What was heard more than seen was a hanging gong that three percussionists gathered around in the last movement, each wielding a violin bow in both hands, and applying them to the edge of the gong to produce a weird, shimmery, overtone-laden sound that contrasted nicely with the timpani.
The rest of the orchestra also got a say, most strikingly in the slow movement. This began with string passages that included notes sliding in pitch, a practice then imitated by the timpani. Anyone who didn’t know that a kettledrum can play glissando learned it here. Herbert played rolls while adjusting the tension on the drumhead, and hence the pitch, with a foot pedal.
This was a thoroughly integrated work … proving Kraft’s theses that percussion, including timpani, can be beautiful and that they can be used dramatically.
The concerto began with timpani and orchestra delivering heavy rhythmic thumps in union, sounding much like the primitivism of early Prokofiev. The most astonishing, and musically challenging, moment came in the last movement, when the timpani and orchestra pushed out steady beats at different speeds.
In general, this was a thoroughly integrated work, with soloist and orchestra striving together, proving Kraft’s theses that percussion, including timpani, can be beautiful and that they can be used dramatically in the same way as other instruments. This is a solid, thoughtful modernist composition, and wherever the necessary 15 timpani may be found, it deserves to be heard.

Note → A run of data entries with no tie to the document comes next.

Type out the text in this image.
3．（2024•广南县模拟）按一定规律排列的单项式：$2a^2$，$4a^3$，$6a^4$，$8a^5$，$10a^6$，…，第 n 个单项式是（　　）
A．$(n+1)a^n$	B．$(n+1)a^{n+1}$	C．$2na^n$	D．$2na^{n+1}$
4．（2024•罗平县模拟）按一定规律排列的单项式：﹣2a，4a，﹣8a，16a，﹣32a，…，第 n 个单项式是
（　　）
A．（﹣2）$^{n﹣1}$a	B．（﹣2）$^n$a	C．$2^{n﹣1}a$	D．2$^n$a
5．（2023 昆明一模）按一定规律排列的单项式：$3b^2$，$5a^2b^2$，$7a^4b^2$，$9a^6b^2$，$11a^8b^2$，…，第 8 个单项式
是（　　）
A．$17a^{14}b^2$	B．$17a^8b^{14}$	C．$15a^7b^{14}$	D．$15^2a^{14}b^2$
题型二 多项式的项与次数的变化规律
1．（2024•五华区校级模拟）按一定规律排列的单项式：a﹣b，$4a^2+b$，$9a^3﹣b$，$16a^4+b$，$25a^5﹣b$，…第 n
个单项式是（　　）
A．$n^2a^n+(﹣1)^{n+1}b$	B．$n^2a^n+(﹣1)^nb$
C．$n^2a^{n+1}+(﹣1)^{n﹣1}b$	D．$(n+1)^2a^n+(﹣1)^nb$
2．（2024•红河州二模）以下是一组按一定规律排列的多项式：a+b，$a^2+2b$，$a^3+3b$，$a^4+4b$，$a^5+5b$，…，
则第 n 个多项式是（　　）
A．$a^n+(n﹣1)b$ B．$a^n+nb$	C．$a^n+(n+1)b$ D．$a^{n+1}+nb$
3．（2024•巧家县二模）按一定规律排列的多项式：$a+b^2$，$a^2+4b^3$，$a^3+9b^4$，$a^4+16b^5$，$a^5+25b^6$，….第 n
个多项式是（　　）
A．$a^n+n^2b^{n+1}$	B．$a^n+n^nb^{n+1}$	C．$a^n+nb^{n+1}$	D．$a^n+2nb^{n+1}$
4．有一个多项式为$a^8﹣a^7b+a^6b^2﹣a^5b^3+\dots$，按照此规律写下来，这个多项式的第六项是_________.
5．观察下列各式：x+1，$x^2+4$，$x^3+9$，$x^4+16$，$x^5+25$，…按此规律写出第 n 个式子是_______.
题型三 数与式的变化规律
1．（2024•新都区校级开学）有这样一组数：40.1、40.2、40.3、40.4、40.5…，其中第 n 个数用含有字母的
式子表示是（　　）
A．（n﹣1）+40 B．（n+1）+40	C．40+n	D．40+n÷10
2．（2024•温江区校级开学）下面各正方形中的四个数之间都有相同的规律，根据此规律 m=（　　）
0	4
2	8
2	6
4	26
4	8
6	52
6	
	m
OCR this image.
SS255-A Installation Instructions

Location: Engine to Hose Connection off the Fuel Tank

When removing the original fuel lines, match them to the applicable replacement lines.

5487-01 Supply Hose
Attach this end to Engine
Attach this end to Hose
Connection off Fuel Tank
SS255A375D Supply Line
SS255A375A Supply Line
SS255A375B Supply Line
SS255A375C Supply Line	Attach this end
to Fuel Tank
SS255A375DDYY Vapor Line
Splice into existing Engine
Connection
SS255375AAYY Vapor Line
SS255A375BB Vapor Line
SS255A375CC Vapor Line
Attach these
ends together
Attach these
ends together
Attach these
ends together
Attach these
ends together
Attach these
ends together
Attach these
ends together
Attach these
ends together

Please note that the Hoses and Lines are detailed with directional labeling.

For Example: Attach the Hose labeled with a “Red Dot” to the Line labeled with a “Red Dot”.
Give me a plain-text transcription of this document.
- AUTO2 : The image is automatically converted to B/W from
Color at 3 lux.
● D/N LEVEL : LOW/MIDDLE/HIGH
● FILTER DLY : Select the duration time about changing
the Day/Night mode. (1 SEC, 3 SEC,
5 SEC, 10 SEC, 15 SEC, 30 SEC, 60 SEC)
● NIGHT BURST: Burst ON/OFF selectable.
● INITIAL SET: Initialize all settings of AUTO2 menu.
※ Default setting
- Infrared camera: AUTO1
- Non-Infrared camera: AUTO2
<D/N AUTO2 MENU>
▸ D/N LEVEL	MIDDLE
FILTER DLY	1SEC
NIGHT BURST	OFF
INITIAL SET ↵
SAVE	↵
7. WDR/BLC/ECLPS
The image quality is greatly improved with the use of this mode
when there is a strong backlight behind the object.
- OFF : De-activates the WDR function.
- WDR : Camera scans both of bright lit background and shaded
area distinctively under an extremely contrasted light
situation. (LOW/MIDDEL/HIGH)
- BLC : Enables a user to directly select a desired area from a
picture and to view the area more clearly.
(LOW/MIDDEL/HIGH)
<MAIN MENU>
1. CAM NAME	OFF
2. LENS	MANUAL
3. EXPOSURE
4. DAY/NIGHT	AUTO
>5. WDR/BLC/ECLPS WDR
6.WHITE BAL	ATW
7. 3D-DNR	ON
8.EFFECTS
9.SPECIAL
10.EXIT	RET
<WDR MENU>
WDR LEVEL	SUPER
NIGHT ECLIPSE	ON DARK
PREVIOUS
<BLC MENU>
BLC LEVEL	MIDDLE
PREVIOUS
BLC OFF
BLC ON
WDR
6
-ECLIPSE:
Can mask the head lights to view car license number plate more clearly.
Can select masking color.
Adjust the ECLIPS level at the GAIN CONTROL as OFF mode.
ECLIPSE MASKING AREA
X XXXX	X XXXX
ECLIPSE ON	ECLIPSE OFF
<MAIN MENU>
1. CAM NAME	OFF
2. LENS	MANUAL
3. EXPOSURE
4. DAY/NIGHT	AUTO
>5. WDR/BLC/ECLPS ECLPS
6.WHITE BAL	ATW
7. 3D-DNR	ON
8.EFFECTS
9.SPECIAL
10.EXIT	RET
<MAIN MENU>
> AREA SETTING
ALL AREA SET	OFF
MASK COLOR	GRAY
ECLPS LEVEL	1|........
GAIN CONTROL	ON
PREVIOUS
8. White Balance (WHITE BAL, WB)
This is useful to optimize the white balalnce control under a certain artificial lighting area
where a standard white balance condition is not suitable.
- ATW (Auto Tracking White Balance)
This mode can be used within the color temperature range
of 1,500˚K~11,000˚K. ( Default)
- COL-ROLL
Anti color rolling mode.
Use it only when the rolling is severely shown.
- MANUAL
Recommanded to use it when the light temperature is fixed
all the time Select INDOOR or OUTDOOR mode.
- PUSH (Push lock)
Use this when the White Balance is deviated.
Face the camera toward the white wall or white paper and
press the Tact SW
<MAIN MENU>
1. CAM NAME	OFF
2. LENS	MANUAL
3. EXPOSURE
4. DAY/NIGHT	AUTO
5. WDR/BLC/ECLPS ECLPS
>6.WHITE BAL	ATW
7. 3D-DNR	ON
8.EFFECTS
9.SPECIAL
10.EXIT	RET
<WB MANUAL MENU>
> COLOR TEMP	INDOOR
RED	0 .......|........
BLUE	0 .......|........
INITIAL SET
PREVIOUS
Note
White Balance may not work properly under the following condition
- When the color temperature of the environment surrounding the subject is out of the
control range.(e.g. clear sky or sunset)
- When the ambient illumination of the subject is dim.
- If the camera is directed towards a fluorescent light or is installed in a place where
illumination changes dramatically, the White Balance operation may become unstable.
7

Instead of something light and fun, this deep and heavy concerto was paired with another deep and heavy work, Shostakovich’s Symphony No. 10, the highly personal and (as always with Shostakovich) cryptic symphony that he released following the death of Stalin. Like Glinka’s Ruslan and Ludmilla Overture at the previous concert, this work was a special favorite of Leonid Grin, the last music director of the old San José Symphony.
Hearing an orchestra work together like this is the joy of attending a symphony concert. At its best, Symphony Silicon Valley does this gratifyingly well.
That that orchestra was the immediate ancestor of Symphony Silicon Valley didn’t mean the performances had to be alike. Where Grin would evoke tragedy, Polivnick was introspective. This was particularly the case in the long first movement, whose tempo marking of Moderato was given a broad, relaxed interpretation. Long solos for various instruments in turn, usually with sparse accompaniment, curled around themselves, facing inward.
The spine of the movement, in this performance, was the cello section. With the basses, the cellos begin the symphony, and, whenever they were playing (which was most of the time), they were conspicuously audible. For this kind of prominence, the cello section needs to be skilled and secure, and this evening it showed that. The tone quality was rough-edged rather than smooth, yet it was as lyrical as necessary.
Still, the fast sections of the symphony seemed even more dazzling, particularly the second movement scherzo. Here the entire orchestra gathered itself and was consistently on point, pulsating with energy and making Shostakovich’s grim allegros tick along as they should, in splendid coordination. Hearing an orchestra work together like this is the joy of attending a symphony concert. At its best, Symphony Silicon Valley does this gratifyingly well.